Opinion: FEGS is the Dead Canary in our Social Service System

In the spring of 2015 the Federation of Employment and Guidance Service (FEGS) became the largest non-profit social service agency ever to go bankrupt in New York State, if not the nation.  After 80 years, more than two thousand employees, including 1,400 unionized workers, lost their jobs after years of dedicated service every year to over 100,000 disadvantaged clients.   Steven Malanga’s recent opinion piece, “Charities on the Dole,” would have City & State’s readers believe this agency went under because of the lure of public money, its failure to remain true to its stated mission (which originally was to be a charity for the Jewish community) and the unionization of its employees.

Contrary to Malanga’s view, the problem is not that government funding exists or that organizations like FEGS take on tasks to help people outside of their original mission statement.  Instead, because of years of multiple, successive rounds of reduced governmental support, masked as so-called “reforms,” social service agencies like FEGS have been forced to struggle each year to maintain quality and quantity of social service delivery by trying to figure out how to do more with less.  Eventually, as was the case with FEGS, economic reality crashes in and programs are harmed or eliminated.  

That is not to say that FEGS’s leadership may be completely without fault.  A serious question does exist about why there was such a sudden need for FEGS to immediately divest itself of its programs and file for bankruptcy given the relatively small size of its deficit relative to its annual operating budget.  And, as Malanga points out, executives were highly compensated with the head of FEGS received $638,000 in compensation and now suing for an additional $1.2 million in pension. When the workers are poorly paid, to some extent such salaries for the higher-ups reflect the broader problem of income inequality in our society and the ethos of corporate greed oozing into the non-profit sector.  

But to think that FEGS’s financial problems were caused by unionization is completely counter factual.  No one disputes that during the years before it went out of business that FEGS continued to deliver not only excellent, but the highest, quality of care. At the same time, FEGS workers did not receive a wage increase in the seven years preceding its bankruptcy. Workers agreed each year to forgo raises and keep helping those in need because the agency was being starved of government funding.

District Council 1707 AFSCME represents nearly 20,000 workers at non-profit agencies in the social service, direct care, child care, home care and other sectors, which together make-up much of the social safety net protecting the poor and working class population of New York City.  Whether the funding source is through the City, the State or the Federal government, it is growing ever more inadequate to meet the costs of actually providing these essential services.  Unless we find the political will to have government at all levels recognize the need to increase funding for the non-profit sector, we face a tsunami of misery sweeping not only through the poor and working class but also rising high enough to hurt the middle and upper-middle classes of our city.  

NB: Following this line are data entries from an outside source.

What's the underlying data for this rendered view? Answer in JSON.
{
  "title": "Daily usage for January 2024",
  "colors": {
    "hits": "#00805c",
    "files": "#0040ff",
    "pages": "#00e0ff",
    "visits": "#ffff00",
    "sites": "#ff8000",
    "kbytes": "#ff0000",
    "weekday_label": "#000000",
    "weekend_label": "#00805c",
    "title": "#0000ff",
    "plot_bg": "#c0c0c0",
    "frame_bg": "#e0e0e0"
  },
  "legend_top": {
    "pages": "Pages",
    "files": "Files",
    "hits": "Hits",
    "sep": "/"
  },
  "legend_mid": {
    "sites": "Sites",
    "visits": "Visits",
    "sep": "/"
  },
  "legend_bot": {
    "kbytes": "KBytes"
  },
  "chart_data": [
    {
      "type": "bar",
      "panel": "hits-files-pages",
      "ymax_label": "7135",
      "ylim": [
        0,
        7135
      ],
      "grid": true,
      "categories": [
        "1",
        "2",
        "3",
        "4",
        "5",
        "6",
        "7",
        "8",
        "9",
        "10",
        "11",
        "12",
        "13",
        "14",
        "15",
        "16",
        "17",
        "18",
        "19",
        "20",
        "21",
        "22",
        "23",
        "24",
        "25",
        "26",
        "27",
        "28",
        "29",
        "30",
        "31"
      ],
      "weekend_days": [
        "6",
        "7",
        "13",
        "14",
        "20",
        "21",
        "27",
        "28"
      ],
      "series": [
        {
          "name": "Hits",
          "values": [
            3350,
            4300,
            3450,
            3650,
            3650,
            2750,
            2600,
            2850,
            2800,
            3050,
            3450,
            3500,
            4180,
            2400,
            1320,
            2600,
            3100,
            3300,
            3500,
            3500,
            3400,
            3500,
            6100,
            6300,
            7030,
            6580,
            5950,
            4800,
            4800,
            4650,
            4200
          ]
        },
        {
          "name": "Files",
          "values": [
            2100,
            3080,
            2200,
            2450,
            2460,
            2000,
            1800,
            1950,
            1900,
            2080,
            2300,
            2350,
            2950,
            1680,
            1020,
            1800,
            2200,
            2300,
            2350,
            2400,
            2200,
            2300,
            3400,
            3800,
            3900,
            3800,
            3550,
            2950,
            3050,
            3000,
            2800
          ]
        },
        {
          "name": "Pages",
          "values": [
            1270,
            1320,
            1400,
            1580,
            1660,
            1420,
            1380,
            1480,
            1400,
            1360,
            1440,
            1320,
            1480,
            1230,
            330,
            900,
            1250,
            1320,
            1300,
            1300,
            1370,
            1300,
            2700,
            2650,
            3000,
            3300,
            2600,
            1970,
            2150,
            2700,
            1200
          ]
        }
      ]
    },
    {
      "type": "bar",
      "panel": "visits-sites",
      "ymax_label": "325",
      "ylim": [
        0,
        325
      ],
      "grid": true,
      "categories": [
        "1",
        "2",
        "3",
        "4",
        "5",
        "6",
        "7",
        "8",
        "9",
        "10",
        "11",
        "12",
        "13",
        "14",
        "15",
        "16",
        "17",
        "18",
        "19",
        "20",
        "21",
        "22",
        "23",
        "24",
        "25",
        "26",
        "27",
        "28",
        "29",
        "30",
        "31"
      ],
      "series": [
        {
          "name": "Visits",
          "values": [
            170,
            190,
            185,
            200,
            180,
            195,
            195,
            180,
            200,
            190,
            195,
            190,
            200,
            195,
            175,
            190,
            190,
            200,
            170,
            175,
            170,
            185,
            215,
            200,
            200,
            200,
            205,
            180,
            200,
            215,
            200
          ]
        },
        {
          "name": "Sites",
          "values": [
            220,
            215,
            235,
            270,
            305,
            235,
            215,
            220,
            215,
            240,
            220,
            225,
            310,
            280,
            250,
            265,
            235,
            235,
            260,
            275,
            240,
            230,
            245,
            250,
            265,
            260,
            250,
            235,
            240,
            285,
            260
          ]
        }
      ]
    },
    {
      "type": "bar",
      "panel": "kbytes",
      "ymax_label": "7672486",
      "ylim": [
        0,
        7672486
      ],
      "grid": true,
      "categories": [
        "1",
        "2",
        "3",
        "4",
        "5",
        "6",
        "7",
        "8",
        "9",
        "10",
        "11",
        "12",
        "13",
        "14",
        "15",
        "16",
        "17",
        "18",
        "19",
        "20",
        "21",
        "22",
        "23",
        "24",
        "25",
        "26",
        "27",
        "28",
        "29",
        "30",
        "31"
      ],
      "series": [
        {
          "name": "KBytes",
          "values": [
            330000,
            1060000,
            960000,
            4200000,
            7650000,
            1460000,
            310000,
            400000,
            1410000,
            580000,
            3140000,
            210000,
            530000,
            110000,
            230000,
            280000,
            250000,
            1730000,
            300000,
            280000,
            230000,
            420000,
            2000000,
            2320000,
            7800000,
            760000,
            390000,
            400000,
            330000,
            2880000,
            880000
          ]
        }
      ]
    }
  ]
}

The theory behind governmental support of non-profit agency social service delivery is that by using non-profits we can deliver better quality of care and at less cost to the taxpayer than if government itself delivered these services.  While many in our society question the size of government and some even question whether government should be in the business of  helping people in need, no serious attack can be mounted against the cost effectiveness of well managed non-profit social service delivery.

But it is now time for government to step-up and begin to put more money into the non-profit social service sector.  We cannot be a society that believes economic justice requires a fast food worker to make a minimum wage higher than what we pay many of the workers caring for our sick, elderly, disabled and less-able neighbors.  We need to pay our social service workers an adequate wage with decent benefits to attract and hold the good people we want working at these agencies.   

FEGS is like the dead canary in a coal mine; its death has utility if it warns us of impending danger causing us to take immediate action.  We need to strengthen our non-profit social service agencies.  To hold our society together, we must properly fund the agencies we rely upon to not leave the unfortunate among us to fend for themselves. 

 

Victoria Mitchell is vice president of AFSCME International and executive director of District Council 1707, representing the 1,400 unionized workers who lost their jobs in the wake of FEGS' collapse.